On n’est pas des bœufs/Un miracle indiscutable


UN MIRACLE INDISCUTABLE


Le tapis de l’actualité est encore encombré de la question toujours palpitante des pèlerinages et des miracles.

N’en déplaise à messieurs les libre-penseurs, le flambeau de la foi, rebelle à l’ouragan du doute, brûle encore au sein de notre vieille France, la France des Croisades, la France de saint Louis, cette vieille France, enfin, qui comptait plus de bénitiers que de cuvettes, au dire de la statistique (ô l’âme blanche du moyen âge, tant regrettée de Huysmans ! l’âme blanche et les pieds noirs !).

Ricanez, esprits forts ! Ricanez, lecteurs de Zola ! Vous ne ricanerez peut-être pas d’aussi bon cœur en goûtant personnellement les hautes températures du très achalandé Lucifer’s grill-room.

Élevé par une vieille tante extrêmement pieuse, j’ai toujours fait de la religion le pivot de ma vie. Toujours, je partageai mon temps entre la prière et l’étude, loin des cabarets et des maisons pires peut-être.

Mon corps se trouva bien de ce régime, mais c’est surtout mon âme qu’il faudrait voir. Une âme rose tendre tirant sur le bleu-clair !

Aussi, vous pensez bien qu’avec une âme de ce ton-là, je n’aime pas beaucoup qu’on blague les miracles devant moi.

Et M. Zola, tout Zola qu’il puisse être, entrerait dans cette chambre à cette heure, que je n’hésiterais pas à lui flanquer ma main sur la figure.

La semaine dernière, pas plus tard, je fus, moi qui vous parle, témoin d’un miracle, d’un miracle qui fera sourire messieurs les incrédules ; mais qu’importe !

Une dame d’un certain âge, revenant d’un pèlerinage à Lourdes, se trouvait dans un hôtel où j’étais moi-même descendu.

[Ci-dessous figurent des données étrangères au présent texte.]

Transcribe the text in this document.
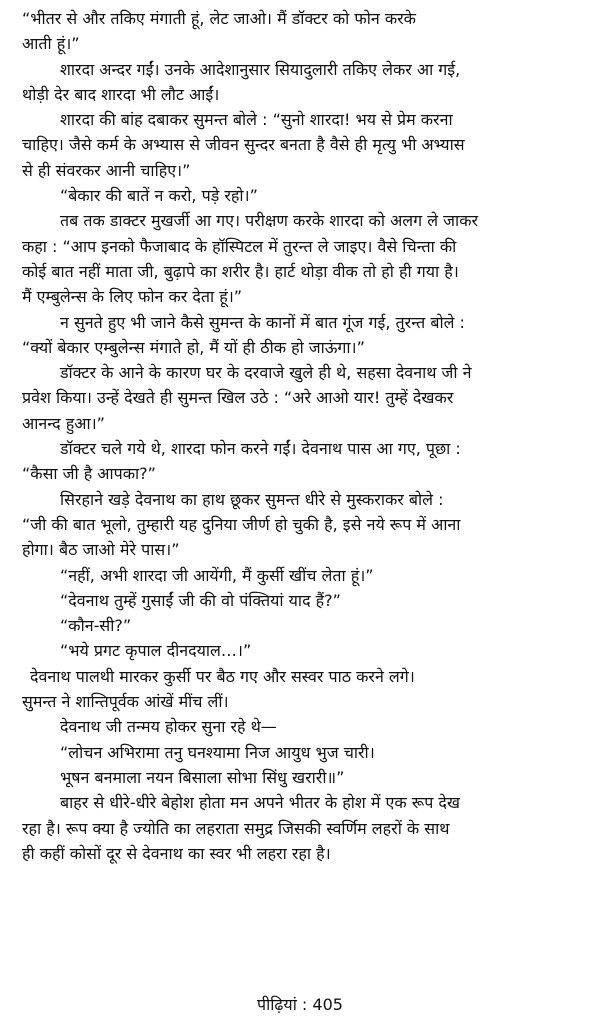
“भीतर से और तकिए मंगाती हूं, लेट जाओ। मैं डॉक्टर को फोन करके
आती हूं।”
शारदा अन्दर गईं। उनके आदेशानुसार सियादुलारी तकिए लेकर आ गई,
थोड़ी देर बाद शारदा भी लौट आईं।
शारदा की बांह दबाकर सुमन्त बोले : “सुनो शारदा! भय से प्रेम करना
चाहिए। जैसे कर्म के अभ्यास से जीवन सुन्दर बनता है वैसे ही मृत्यु भी अभ्यास
से ही संवरकर आनी चाहिए।”
“बेकार की बातें न करो, पड़े रहो।”
तब तक डाक्टर मुखर्जी आ गए। परीक्षण करके शारदा को अलग ले जाकर
कहा : “आप इनको फैजाबाद के हॉस्पिटल में तुरन्त ले जाइए। वैसे चिन्ता की
कोई बात नहीं माता जी, बुढ़ापे का शरीर है। हार्ट थोड़ा वीक तो हो ही गया है।
मैं एम्बुलेन्स के लिए फोन कर देता हूं।”
न सुनते हुए भी जाने कैसे सुमन्त के कानों में बात गूंज गई, तुरन्त बोले :
“क्यों बेकार एम्बुलेन्स मंगाते हो, मैं यों ही ठीक हो जाऊंगा।”
डॉक्टर के आने के कारण घर के दरवाजे खुले ही थे, सहसा देवनाथ जी ने
प्रवेश किया। उन्हें देखते ही सुमन्त खिल उठे : “अरे आओ यार! तुम्हें देखकर
आनन्द हुआ।”
डॉक्टर चले गये थे, शारदा फोन करने गईं। देवनाथ पास आ गए, पूछा :
“कैसा जी है आपका?”
सिरहाने खड़े देवनाथ का हाथ छूकर सुमन्त धीरे से मुस्कराकर बोले :
“जी की बात भूलो, तुम्हारी यह दुनिया जीर्ण हो चुकी है, इसे नये रूप में आना
होगा। बैठ जाओ मेरे पास।”
“नहीं, अभी शारदा जी आयेंगी, मैं कुर्सी खींच लेता हूं।”
“देवनाथ तुम्हें गुसाईं जी की वो पंक्तियां याद हैं?”
“कौन-सी?”
“भये प्रगट कृपाल दीनदयाल…।”
देवनाथ पालथी मारकर कुर्सी पर बैठ गए और सस्वर पाठ करने लगे।
सुमन्त ने शान्तिपूर्वक आंखें मींच लीं।
देवनाथ जी तन्मय होकर सुना रहे थे—
“लोचन अभिरामा तनु घनश्यामा निज आयुध भुज चारी।
भूषन बनमाला नयन बिसाला सोभा सिंधु खरारी॥”
बाहर से धीरे-धीरे बेहोश होता मन अपने भीतर के होश में एक रूप देख
रहा है। रूप क्या है ज्योति का लहराता समुद्र जिसकी स्वर्णिम लहरों के साथ
ही कहीं कोसों दूर से देवनाथ का स्वर भी लहरा रहा है।
पीढ़ियां : 405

Cette dame occupait une chambre contiguë à la mienne.

Un matin, elle frappa à ma porte.

— Vous n’auriez pas, dit-elle, un peu d’esprit-de-vin à me prêter ?

— Je le regrette bien vivement, répondis-je, mais je ne possède point la moindre fiole de ce liquide.

— Ah ! c’est bien fâcheux, reprit la dame ; j’ai égaré le mien, et j’en ai le plus pressant besoin pour la petite lampe où je chauffe mon fer à friser.

— Demandez-en à la bonne de l’hôtel.

— La bonne n’en a pas, et le plus proche épicier du pays est à plus de deux kilomètres.

— C’est bien ennuyeux !

Après s’être excusée, la dame rentra chez elle et bientôt je l’entendis pousser un grand cri.

— Venez ! clamait-elle. Venez voir !

J’entrai dans la chambre et j’aperçus ma voisine dans une pose extatique, qui contemplait le flamboiement de sa petite lampe à alcool.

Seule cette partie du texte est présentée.